We really are a nerdy family. Does anyone else own all the seasons of Stargate SG-I, Atlantis, and SGU? Anyone else’s nine-year-old ask questions like, “Who do you think would win in a fight, Teal’c or  Ronon?” Can your kids identify a Genii by his uniform, or know the inside joke about the Furlings? Ya, nerdy.

So, we were all sitting around talking about Stargate the other day, and commenting on the ways the shows have developed over the years. One of the kids made the comment that SGU (the storyline is that several humans have been zapped onto an ancient space ship, which is traveling in a distant galaxy, and they are trying to get back to earth, which is, of course, a very tricky thing to do) … anyway … one of the kids made the comment that SGU is like LOST only instead on being trapped on an island the people are trapped on a spaceship. He’s right. I can picture the producers sitting around planning the new installment of the Stargate franchise, and one of them says something like, “Well, that show LOST did pretty good. Why don’t we do THAT. Only we’ll put them in space because, you know, its science fiction.”

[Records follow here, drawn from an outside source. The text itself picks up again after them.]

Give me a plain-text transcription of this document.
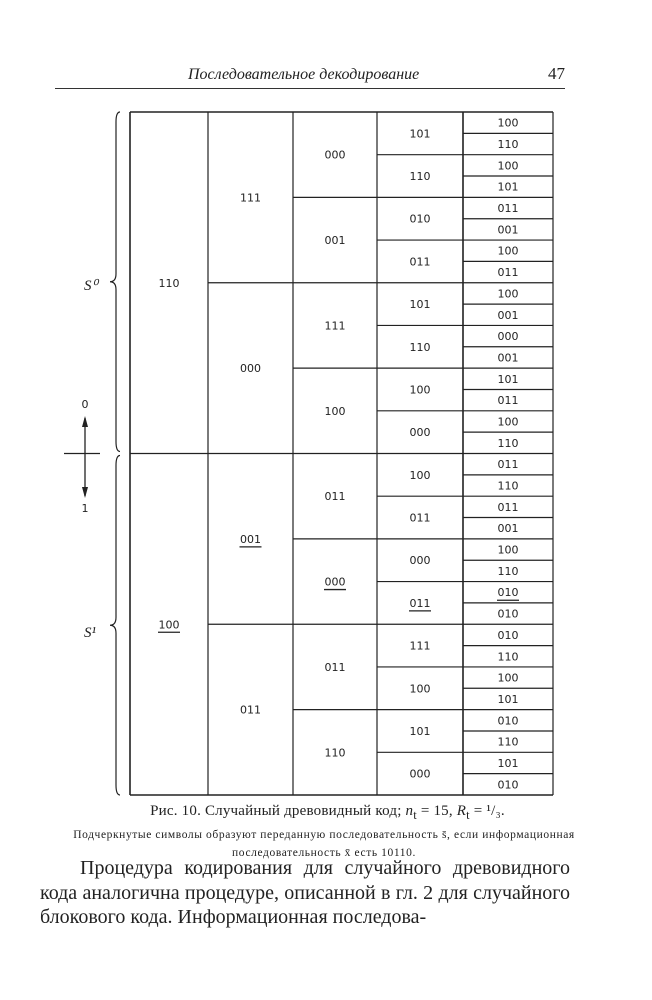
Последовательное декодирование	47
110
111
000
101
100
110
110
100
101
001
010
011
001
011
100
011
000
111
101
100
001
110
000
001
100
100
101
011
000
100
110
100
001
011
100
011
110
011
011
001
000
000
100
110
011
010
010
011
011
111
010
110
100
100
101
110
101
010
110
000
101
010
S⁰
S¹
0
1
Рис. 10. Случайный древовидный код; $n_t = 15$, $R_t = ^1/_3$.
Подчеркнутые символы образуют переданную последовательность s̄, если информационная последовательность x̄ есть 10110.
Процедура кодирования для случайного древовидного кода аналогична процедуре, описанной в гл. 2 для случайного блокового кода. Информационная последова-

And that discussion made me think about story, and how, since the beginning of time, it’s kind of all been the same. Different characters, different settings, but pretty much the same story, retold.

I spent most of last week working on a workshop some friends and I are preparing on story. Women and story. People and story, really. God and humanity and … THE story. It’s very cool stuff. I’m very pumped about the idea of story right now.

Its made me think about the story I’m telling with my life. Is my story confusing? boring? meaningful? Is my main character brave or timid? Is she interesting or, well, not that interesting? Is she getting anywhere? Accomplishing anything?

I recently heard a Christian speaker (whose work I mostly like) suggest that as Christians we should accept that our lives are kind of like a story by  Daniil Kharms (a russian absurdist who starved to death in prison). Here’s one of Kharms’ stories. It’s very short.

Now one day a man went to work and on the way he met another man who having bought a loaf of polish bread was heading back home where he came from. And that’s it, more or less.


I think his point (the Christian speaker, I mean) was that our lives are in God’s hands and we make too much of what we want out of life. Our lives are just a miniscule speck in the grand scheme of God’s larger plan, and we should just go along for whatever ride God decides to take us on.

This bothered me when I heard it and it bothers me still. Yes, God is in control and can do whatever he wants. In fact I often pray for him to do what he wants in my life. But that doesn’t mean I expect my life to be a series of meaningless encounters with polish-bread-carrying strangers.

Living with intention is key to living a good story. I think so, anyway. I don’t know many people who I admire, Christian or otherwise, who lived their lives with absolutely no direction.

As a christian, though, I do appreciate the larger story. You know, the one about perfection, separation, reconciliation, hope. And I believe that all good stories since the beginning of time have followed this same pattern. The pattern of conflict, struggle, growth. At least, those are the stories I’m interested in.

Not, I went for a walk and came home.

Anyway, I’ve been thinking a lot lately about the story my life is telling. And the stories other lives are telling. Everyone has stories.